Like a good neighbor, State Farm is there — but your tax money isn’t.
The nation's largest property insurance company backed off its pursuit of $15 million in tax incentives to build a Dunwoody office tower that's almost completely constructed, said spokesman Justin Tomczak in a statement Monday.
State Farm withdrew its request for a property tax break amid questions from Dunwoody's economic development board about its necessity, since the company had already committed to consolidate offices on the 17-acre campus near Perimeter Mall. Tax incentives are usually designed to encourage businesses to relocate or expand.
The insurer and its developer, Dallas-based KDC, still intend to seek $34 million in public support for two more office towers being considered for the site.
The first office tower is scheduled to open by the end of this year, with 13 stories of office space and eight levels of above-grade parking.
"State Farm is in Dunwoody. Therefore, they're going to build out whether we give them a tax abatement or not. That's not my opinion; that's a fact," said Bill Robinson, the vice chairman of the Dunwoody Development Authority.
When State Farm decided against seeking tax breaks for the first office tower, “that relieved what might have been a problem for them,” he said.
Public financial support for business development projects like State Farm's comes from a discount on property taxes the company would otherwise pay to DeKalb's school system, county government and city's government.
The Dunwoody Development Authority, made up of citizens appointed by the city’s council and mayor, has the power under state law to give tax abatements.
“Everyone understands that, to provide a tax abatement for a project that’s almost finished, made very little sense,” said Robert Wittenstein, president of the Dunwoody Homeowners Association. “These abatements are somewhat controversial, and they (development authority members) try to use them judiciously.”
The almost-finished office tower is a $175 million real property investment, and it will become the workplace for about 2,500 State Farm employees with average wages of $56,500, according to a fiscal impact study by the Georgia Tech Enterprise Innovation Institute.
It’s unclear when or if the next two towers would be built. They would add another 5,000 workers to State Farm’s Dunwoody campus.
The developer had said State Farm needed the full amount of the tax incentives — $48.6 million for all three buildings — to move up its construction schedule and break ground on the project’s second phase next year. Under the project’s original schedule, work on the next buildings wouldn’t start until 2020.
The Dunwoody Development Authority will require a guarantee that the second phase starts in 2017 or 2018 before it awards the tax incentives, said Michael Starling, the city’s economic development director.
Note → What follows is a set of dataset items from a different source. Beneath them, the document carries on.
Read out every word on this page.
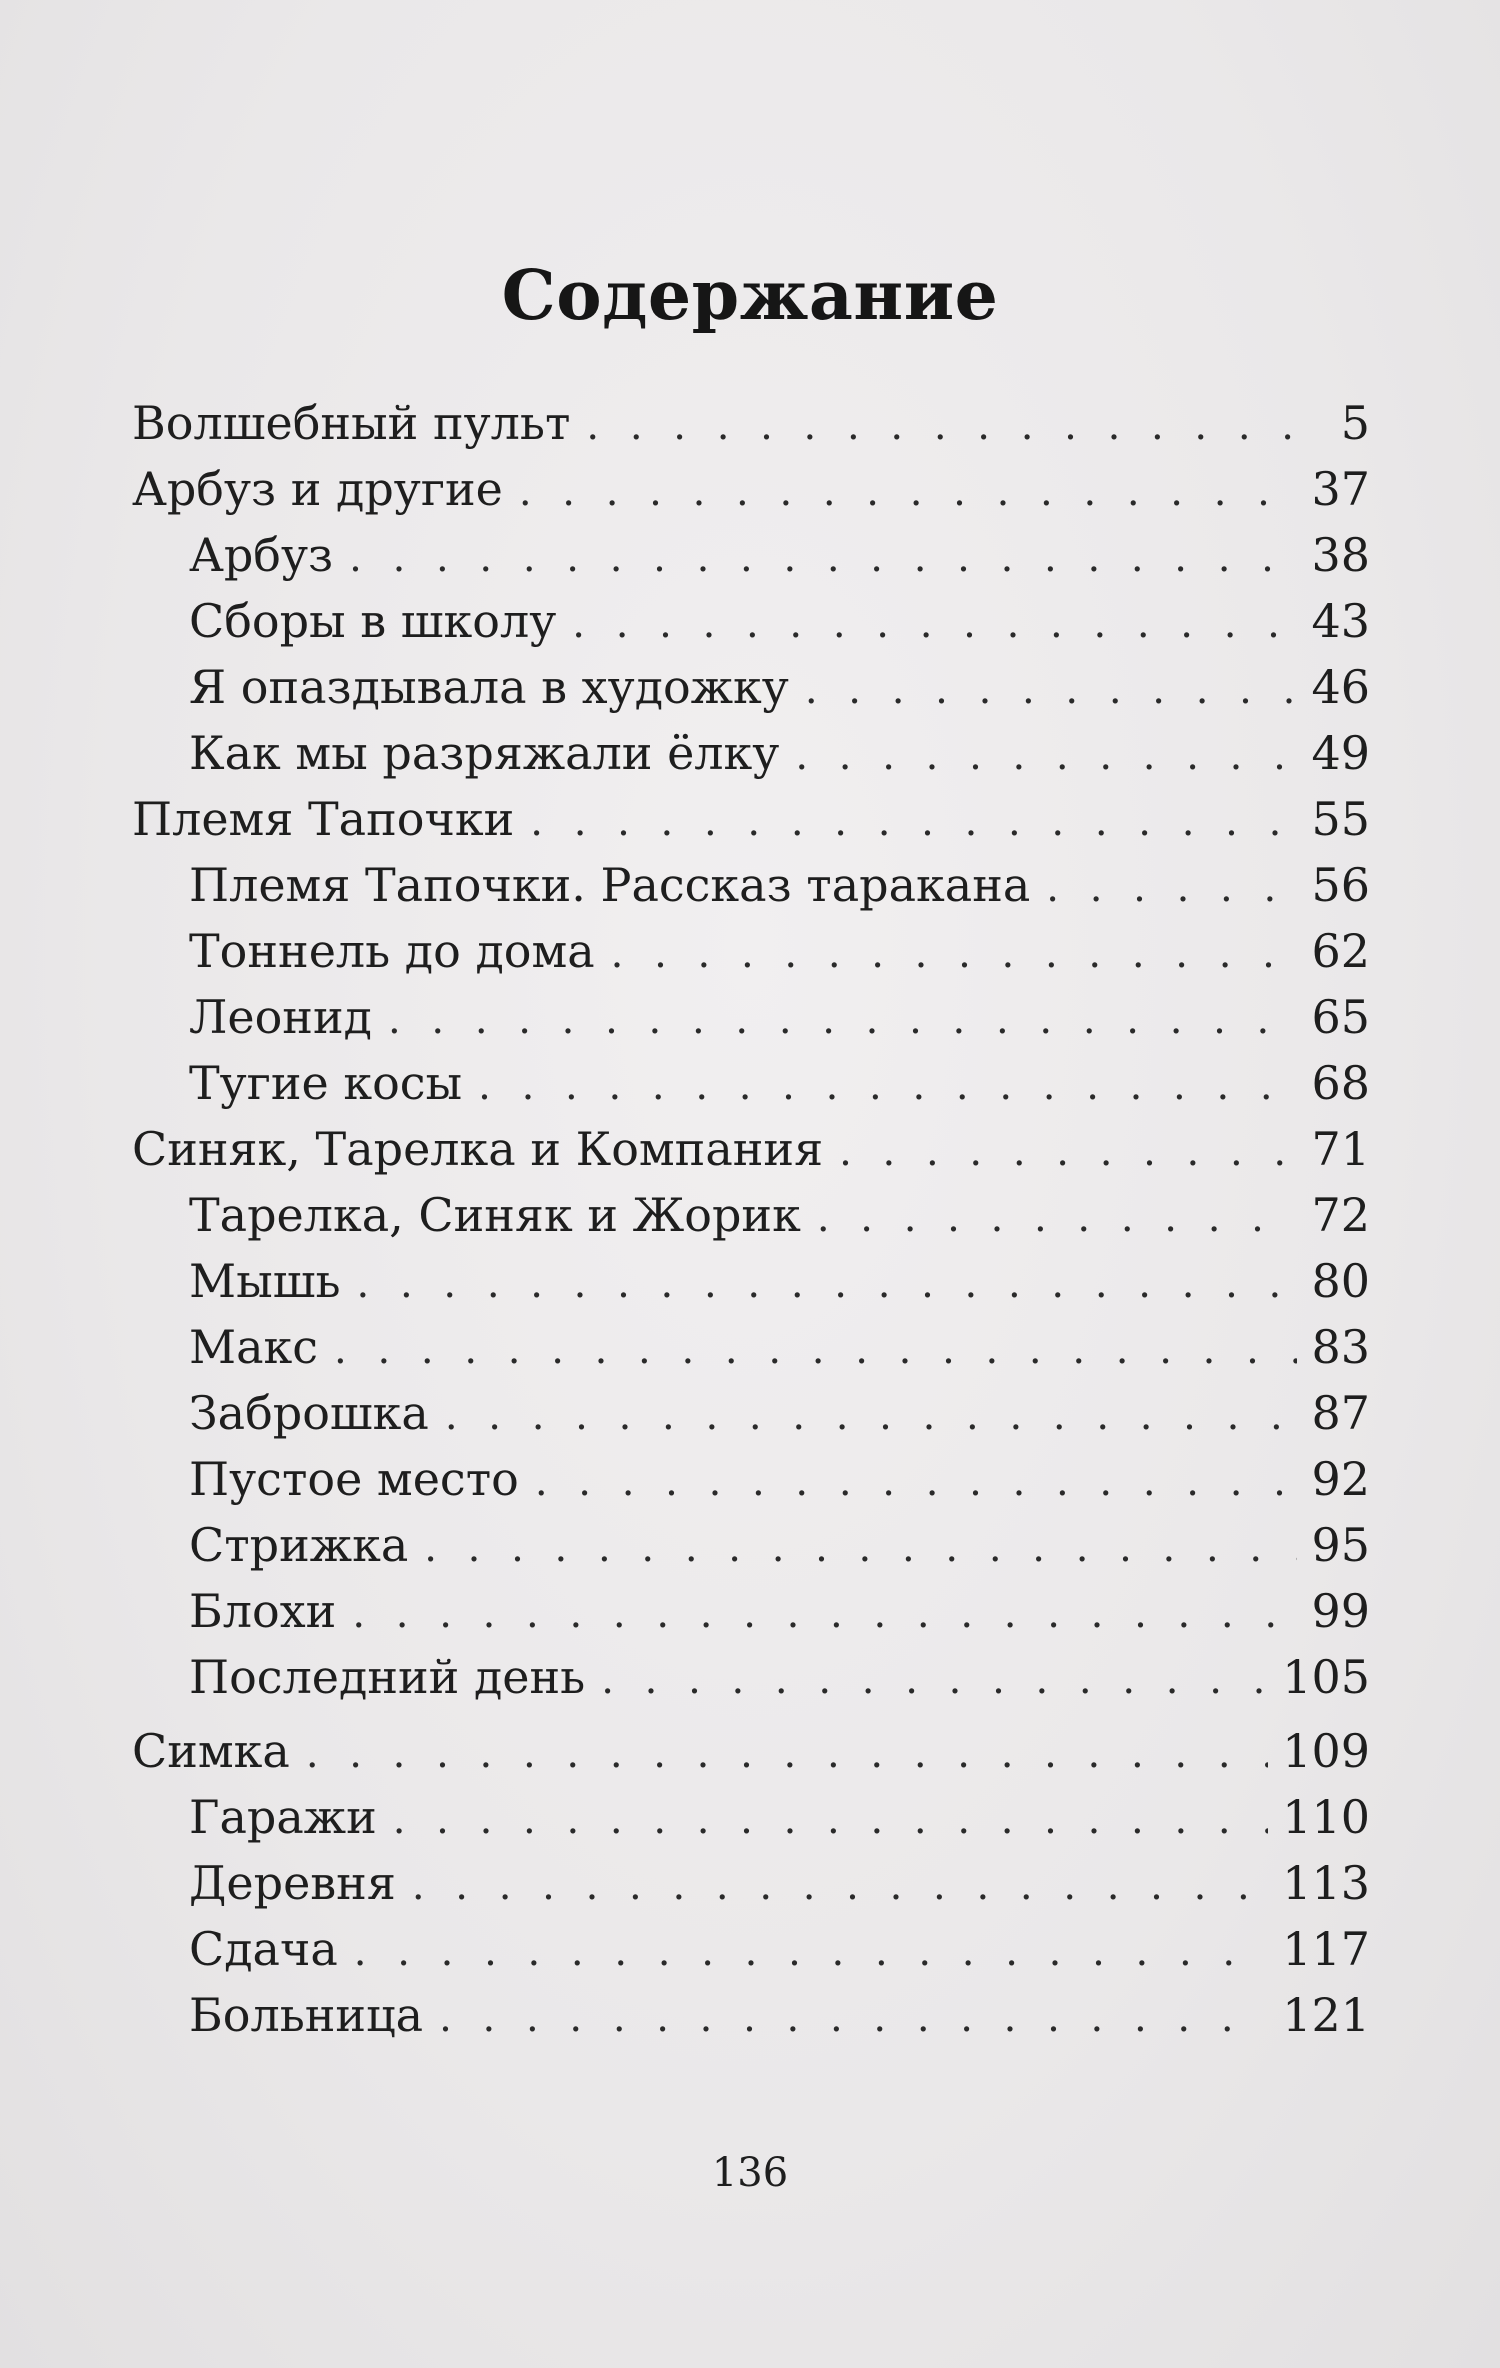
Содержание
Волшебный пульт . . .	5
Арбуз и другие . . .	37
Арбуз . . .	38
Сборы в школу . . .	43
Я опаздывала в художку . . .	46
Как мы разряжали ёлку . . .	49
Племя Тапочки . . .	55
Племя Тапочки. Рассказ таракана . . .	56
Тоннель до дома . . .	62
Леонид . . .	65
Тугие косы . . .	68
Синяк, Тарелка и Компания . . .	71
Тарелка, Синяк и Жорик . . .	72
Мышь . . .	80
Макс . . .	83
Заброшка . . .	87
Пустое место . . .	92
Стрижка . . .	95
Блохи . . .	99
Последний день . . .	105
Симка . . .	109
Гаражи . . .	110
Деревня . . .	113
Сдача . . .	117
Больница . . .	121
136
In all, the project represents $595 million in real property investment over the next five years, according to the Georgia Tech study. The three buildings will provide about 1.8 million square feet of office space, and a fourth building could be added in the future.
Sen. Fran Millar, whose district covers Dunwoody, said tax incentives should be negotiated before a company begins construction.
“Why would we give money for something that’s already built?” asked Millar, R-Atlanta. “Coming back after the fact like that doesn’t look very good. If they had negotiated it up front, they probably would have gotten it for the first building.”
The authority could consider whether to award tax breaks for the next two State Farm buildings at a meeting tentatively planned for late October.